D.C. Council member David Grosso (I-At Large)

Residents have voted to legalize marijuana in D.C.

They showed their support Nov. 4 for Initiative 71 which would allow both residents and visitors, who are 21-years-old or older, to legally possess as much as two ounces of marijuana and to grow up to three marijuana plants at their homes.

Whether or not marijuana will become legal in the city is now left up to Congress, which will be led by Republicans in the next term.

According to the Washington Post, the implementation of the marijuana initiative is still uncertain.

Even so, a large number of council members said they would submit follow-up legislation to Congress next year as well as establish a system to sell and tax the drug. In a press conference Nov. 5, Mayor-elect Muriel Bowser said that if marijuana use in D.C. is legalized by Congress, her administration would immediately put a system in place that makes sense of taxing and regulating the drug.  “I see no reason why we wouldn’t follow a regime similar to how we regulate and tax alcohol,” she said.

D.C. Council member David Grosso (I-At Large) has already drafted “The Marijuana Legalization and Regulation Act of 2013” bill would also tax sales of marijuana for recreational use at 15 percent and medicinal use at six percent. The District’s Alcohol Beverage Regulation Administration would manage marijuana sales, like it does with alcohol.

His bill was the subject of a joint roundtable on Oct. 28. Co-sponsors of the bill include D.C. Council member Vincent Orange (D-At Large), who chairs the Committee on Business, Consumer and Regulatory Affairs and D.C. Council member Jack Evans (D-Ward 2), who leads the Committee on Finance and Revenue.

The revenue from recreational marijuana would fund programs that support the District’s young people and drug prevention.

“The goal is to get rid of the underground market,” Grosso said. “This is not a windfall for the District of Columbia.”
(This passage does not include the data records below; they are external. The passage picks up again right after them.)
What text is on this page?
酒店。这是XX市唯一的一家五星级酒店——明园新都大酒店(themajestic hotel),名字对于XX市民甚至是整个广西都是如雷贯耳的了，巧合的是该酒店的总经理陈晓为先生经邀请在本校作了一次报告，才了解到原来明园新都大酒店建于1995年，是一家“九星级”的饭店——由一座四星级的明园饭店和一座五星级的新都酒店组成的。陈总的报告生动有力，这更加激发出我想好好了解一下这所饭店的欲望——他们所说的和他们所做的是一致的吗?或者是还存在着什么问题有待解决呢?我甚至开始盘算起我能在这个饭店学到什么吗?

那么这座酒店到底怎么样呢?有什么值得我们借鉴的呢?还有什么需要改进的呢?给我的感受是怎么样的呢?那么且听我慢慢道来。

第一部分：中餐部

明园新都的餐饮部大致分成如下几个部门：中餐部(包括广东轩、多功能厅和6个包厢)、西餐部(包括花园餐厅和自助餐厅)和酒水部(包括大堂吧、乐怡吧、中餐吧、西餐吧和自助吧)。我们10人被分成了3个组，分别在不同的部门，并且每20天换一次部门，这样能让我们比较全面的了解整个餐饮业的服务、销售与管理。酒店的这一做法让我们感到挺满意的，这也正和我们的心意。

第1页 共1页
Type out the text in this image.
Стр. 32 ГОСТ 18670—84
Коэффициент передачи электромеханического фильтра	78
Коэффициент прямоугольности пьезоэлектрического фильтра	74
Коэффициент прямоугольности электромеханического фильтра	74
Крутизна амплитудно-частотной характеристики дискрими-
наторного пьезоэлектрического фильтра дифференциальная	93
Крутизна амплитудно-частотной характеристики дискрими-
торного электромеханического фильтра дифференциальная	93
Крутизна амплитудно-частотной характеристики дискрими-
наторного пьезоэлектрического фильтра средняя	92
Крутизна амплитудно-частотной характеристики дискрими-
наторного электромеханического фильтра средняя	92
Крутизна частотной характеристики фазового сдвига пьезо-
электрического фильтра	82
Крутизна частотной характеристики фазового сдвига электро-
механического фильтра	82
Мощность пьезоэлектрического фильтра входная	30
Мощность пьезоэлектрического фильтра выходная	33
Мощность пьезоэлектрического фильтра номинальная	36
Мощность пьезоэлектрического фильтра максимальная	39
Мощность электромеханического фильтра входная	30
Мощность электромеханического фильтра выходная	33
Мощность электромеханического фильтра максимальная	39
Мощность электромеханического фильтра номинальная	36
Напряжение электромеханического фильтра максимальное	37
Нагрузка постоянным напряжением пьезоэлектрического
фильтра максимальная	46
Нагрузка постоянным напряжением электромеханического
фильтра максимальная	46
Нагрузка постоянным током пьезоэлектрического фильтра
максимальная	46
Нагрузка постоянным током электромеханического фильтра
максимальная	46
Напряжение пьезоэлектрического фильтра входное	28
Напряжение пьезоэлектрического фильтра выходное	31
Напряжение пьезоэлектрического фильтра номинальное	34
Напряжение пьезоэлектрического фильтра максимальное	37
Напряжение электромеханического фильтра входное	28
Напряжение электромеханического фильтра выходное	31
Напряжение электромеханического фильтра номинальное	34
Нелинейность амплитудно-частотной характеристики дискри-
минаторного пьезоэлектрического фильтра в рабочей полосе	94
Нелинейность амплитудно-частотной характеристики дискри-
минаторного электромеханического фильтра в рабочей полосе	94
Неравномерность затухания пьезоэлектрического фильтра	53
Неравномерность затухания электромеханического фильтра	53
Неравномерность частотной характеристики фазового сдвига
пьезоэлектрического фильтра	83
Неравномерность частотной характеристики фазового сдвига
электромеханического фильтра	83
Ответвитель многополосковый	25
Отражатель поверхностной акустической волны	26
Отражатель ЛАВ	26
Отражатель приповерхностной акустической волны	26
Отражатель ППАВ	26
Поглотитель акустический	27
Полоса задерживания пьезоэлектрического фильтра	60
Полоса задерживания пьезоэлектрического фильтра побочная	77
Analysts who work for the District’s chief financial officer testified at the hearing that the city could generate $130 million annually in sales from 122,000 residents, commuters and tourists who purchase three ounces of marijuana annually at $350 an ounce.

In 1998, District residents voted in a referendum to legalize medical marijuana but the U.S. Congress led by Republicans then blocked the vote’s implementation. In January 2011, with the work of D.C. Del. Eleanor Holmes Norton (D) and other city leaders, Congress stepped back and medical marijuana became legal.

Rep. Andy Harris (R-Md.) tried to stop the onset of the decriminalization of marijuana in the District earlier this year. It is not clear what congressional Republicans will do at this point to stop legalization in the city.

Nevertheless, Evans said that it would be wise for the council to start working on the infrastructure of collecting marijuana taxes, given the strong support of legalization in the city.

The Marijuana Policy Project, a District-based, national organization that supports legalizing marijuana throughout the country, issued a position on regulating the drug stating “by regulating marijuana, authorities will actually know who is selling it, where it is being sold, when and to whom.

The statement also noted, “Sales will benefit legitimate, tax-paying businesses instead of violent drug cartels and states and localities will generate significant new tax revenue.”

Taxing marijuana makes good sense to District resident Greg Stewart.

“We tax alcohol and cigarettes so why not marijuana,” Stewart said. “In this city, we do tax commodities and marijuana will be considered a commodity.”

Some Black residents such as Will Jones III and Ambrose Lane, the chairman of the Ward 7 Health Alliance Network, oppose legalizing marijuana and its possible taxation because African Americans will unfairly bear the brunt of its financial, health and criminal justice costs.

Ed Potillo is undecided about a marijuana tax but thinks that the tax burden on District residents is becoming unbearable.

“I think we should expand the number of small businesses in the city so that we can have more tax revenue coming in,” Potillo said. “That to me is better than taxing individuals.”